6.1 Experimental Environment

The algorithm is implemented in Java language. The experimental hardware environment is 2.9 GHz processor, 4G memory, and the operating system is Windows 7. The data set is generated by Thomas Brinkhoff Road Network Generator [15], which is widely recognized by the industry. It is based on the traffic network data of Aldenburg City, Germany. The user can define the data set attributes by himself. The area of the data set is 23.57 km × 26.92 km. The default experimental parameters are shown in Table 2.

Table 2. Default parameters of experiments

The maximum transmission unit of network between user and server is 576 bytes, the header of message is 40 bytes, the length of each communication message is 8 bytes, and the size of message capacity is (576–40)8 = 67.

6.2 Experimental Result

6.2.1 Comparison of FINN and SpaceTwist Algorithms

Figures 6 and 7 demonstrates variation trend of communication traffic and response time. It can be seen the communication overhead and response time increase with increasing K. This is because the demand space expands with the increase of query demand, and the server needs to query more POIs to make the supply space cover the demand space. In addition, the communication overhead and response time of FINN method are better than those of SpaceTwist method. The larger the number of nearest neighbors, the more obvious the advantage of FINN method shows. The reason lies in that only those POIs located within specific angle range need sending from server to query client in FINN, which reduces the communication overhead and the computing overhead at client side.

Fig. 6.
figure 6

Communication cost vs. varying K

Fig. 7.
figure 7

Response time vs. varying K

Figures 8 and 9 show communication cost and response time varying trends with increasing K. It is obviously that the communication overhead and response time increase with increasing K. The reason is with querier’s demand space not changed, higher POI density leads to more POIs in the supply space. It is noted that the communication overhead and response time of FINN are better than that of SpaceTwist, and the advantage increases sharply with larger K.

Fig. 8.
figure 8

Communication cost vs. number of POIs

Fig. 9.
figure 9

Response time vs. number of POIs

The experimental results show that FINN is suitable for different POI densities and different K, and has good scalability. In addition, compared with SpaceTwist, FINN significantly improves query performance, and the extent of improvement increases with K.

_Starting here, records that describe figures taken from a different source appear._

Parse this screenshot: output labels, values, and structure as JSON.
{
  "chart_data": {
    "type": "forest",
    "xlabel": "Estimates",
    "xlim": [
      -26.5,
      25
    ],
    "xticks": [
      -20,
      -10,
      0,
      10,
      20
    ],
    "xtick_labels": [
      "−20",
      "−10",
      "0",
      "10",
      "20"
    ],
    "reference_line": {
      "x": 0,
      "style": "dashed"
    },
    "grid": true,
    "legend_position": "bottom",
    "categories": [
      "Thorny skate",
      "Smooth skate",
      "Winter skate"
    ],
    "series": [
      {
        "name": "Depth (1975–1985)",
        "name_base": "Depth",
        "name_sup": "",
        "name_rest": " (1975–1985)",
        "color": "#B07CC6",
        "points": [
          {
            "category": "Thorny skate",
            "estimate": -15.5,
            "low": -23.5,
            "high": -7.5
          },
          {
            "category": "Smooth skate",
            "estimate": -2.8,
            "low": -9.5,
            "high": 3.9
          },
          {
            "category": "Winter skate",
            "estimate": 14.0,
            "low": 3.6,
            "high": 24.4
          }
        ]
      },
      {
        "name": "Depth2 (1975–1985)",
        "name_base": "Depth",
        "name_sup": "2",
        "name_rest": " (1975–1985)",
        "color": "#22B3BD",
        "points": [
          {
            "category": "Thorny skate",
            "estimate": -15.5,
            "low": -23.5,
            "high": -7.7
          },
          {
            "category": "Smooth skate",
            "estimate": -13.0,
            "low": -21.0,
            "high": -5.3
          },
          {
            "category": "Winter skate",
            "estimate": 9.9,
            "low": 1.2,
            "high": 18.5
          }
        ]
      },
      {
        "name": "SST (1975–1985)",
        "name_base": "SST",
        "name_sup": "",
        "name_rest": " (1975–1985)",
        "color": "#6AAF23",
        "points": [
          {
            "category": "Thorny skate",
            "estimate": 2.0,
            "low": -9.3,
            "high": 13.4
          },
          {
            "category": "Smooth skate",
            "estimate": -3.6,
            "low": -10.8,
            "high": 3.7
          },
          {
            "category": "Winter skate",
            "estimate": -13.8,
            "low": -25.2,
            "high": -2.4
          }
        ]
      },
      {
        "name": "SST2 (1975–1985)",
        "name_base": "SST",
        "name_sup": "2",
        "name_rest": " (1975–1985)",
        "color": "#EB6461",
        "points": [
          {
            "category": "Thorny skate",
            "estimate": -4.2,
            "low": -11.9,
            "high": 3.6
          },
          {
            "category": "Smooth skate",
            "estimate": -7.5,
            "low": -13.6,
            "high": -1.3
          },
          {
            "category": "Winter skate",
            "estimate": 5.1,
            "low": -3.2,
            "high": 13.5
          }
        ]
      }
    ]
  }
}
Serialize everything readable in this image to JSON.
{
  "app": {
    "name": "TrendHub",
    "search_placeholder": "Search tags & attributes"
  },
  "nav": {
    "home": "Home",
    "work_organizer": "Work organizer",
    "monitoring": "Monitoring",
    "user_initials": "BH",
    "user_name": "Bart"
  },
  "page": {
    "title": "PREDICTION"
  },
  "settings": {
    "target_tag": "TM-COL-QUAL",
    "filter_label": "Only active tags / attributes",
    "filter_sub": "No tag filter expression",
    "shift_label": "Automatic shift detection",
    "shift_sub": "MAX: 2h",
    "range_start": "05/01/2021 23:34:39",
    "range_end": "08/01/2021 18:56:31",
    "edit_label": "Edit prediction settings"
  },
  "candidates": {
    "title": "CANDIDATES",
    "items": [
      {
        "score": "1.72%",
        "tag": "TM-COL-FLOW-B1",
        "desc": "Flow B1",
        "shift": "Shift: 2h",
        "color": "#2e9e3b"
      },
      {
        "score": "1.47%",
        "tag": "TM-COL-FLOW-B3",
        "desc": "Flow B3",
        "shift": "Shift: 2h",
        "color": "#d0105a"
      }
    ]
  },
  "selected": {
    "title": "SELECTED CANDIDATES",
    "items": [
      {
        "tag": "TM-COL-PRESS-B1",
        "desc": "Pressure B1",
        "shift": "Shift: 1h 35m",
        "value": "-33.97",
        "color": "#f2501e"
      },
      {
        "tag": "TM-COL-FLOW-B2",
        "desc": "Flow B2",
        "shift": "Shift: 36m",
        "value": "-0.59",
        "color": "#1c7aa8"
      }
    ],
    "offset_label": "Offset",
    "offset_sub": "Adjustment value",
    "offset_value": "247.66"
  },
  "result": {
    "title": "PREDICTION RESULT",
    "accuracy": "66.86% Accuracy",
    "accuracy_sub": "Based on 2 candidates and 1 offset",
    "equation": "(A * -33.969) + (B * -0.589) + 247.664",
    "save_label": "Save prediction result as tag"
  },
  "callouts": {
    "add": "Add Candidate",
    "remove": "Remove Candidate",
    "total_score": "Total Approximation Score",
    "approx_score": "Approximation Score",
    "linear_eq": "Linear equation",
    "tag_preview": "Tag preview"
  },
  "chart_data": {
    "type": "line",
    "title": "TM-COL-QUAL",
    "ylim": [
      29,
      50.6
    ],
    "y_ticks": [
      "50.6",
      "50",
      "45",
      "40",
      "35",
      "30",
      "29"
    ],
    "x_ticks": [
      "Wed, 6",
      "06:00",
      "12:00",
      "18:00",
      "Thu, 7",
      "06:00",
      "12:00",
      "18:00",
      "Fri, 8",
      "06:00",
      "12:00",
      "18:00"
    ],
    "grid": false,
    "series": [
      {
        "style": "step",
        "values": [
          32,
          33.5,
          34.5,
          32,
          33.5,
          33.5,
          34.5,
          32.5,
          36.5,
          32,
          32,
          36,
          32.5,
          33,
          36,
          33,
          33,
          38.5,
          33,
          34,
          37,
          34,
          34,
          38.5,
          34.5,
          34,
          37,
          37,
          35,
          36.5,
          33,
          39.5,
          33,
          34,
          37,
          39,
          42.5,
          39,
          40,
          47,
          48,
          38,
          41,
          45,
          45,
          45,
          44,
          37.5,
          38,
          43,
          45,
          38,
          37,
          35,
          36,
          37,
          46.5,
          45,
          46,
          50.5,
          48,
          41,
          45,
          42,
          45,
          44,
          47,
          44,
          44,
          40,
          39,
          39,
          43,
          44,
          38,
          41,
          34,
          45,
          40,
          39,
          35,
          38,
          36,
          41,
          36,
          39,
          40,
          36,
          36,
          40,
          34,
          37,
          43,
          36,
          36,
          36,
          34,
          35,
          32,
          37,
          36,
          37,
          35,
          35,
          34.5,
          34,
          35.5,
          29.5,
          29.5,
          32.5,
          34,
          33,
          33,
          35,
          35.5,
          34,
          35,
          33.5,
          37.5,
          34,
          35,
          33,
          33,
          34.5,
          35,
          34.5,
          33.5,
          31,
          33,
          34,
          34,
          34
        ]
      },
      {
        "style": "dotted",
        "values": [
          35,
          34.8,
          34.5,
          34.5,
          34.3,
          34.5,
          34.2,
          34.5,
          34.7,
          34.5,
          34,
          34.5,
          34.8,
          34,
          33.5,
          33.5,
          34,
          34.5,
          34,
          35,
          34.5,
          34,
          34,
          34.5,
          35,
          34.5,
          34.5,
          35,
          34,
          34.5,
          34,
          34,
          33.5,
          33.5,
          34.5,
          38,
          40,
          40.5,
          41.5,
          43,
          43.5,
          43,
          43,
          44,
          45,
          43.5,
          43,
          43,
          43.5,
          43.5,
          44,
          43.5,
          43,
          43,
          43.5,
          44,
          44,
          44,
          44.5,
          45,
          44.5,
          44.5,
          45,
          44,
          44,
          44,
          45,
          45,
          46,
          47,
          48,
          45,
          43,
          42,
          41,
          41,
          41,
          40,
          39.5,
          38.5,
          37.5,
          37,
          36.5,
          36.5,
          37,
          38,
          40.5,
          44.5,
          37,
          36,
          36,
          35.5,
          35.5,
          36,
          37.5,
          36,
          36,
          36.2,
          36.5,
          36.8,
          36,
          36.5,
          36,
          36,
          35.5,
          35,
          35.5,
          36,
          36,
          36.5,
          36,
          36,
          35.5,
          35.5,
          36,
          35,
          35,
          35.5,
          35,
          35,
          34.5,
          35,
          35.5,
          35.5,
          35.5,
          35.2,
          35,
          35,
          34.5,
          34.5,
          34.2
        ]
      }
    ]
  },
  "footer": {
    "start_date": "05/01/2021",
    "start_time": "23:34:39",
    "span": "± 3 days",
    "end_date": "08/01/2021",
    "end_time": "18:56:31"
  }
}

6.2.2 Controllability of Feedback Angle to FINN

As shown in Figs. 10 and 11 communication cost, as well as response time, increase with enlarging feedback angel. This is because with feedback angle increases, the LBS server needs to find and process more POIs, and the communication and computing overhead will increase accordingly.

Fig. 10.
figure 10

Communication cost vs. feedback angel

Fig. 11.
figure 11

Response time vs. feedback angel

Figure 12 represents the impact of feedback angle on privacy security, the privacy preserving effect is measured by the number of users in the privacy area Ψ. The larger the feedback angle is, the more users locate inside the privacy area, and the smaller the probability that the attacker infers that the real query users are, the stronger the privacy security is.

Fig. 12.
figure 12

Privacy protection vs. feedback angel

7 Conclusion

Aiming at the problem of high query cost, as well as uncontrollable query performance and privacy protection strength, in location perturbation-based privacy-preserving nearest neighbor queries, a feedback angle-based privacy-preserving nearest neighbor query method FINN is proposed. By sending feedback angle to the LBS server, the querier can provide guidance information for the subsequent query processing of the LBS server. It realizes the regulation of iteration rounds and location privacy protection intensity in query processing process, and improves query processing efficiency. The next step is to consider applying the proposed method to continuous location privacy preserving nearest neighbor query in road network environmental.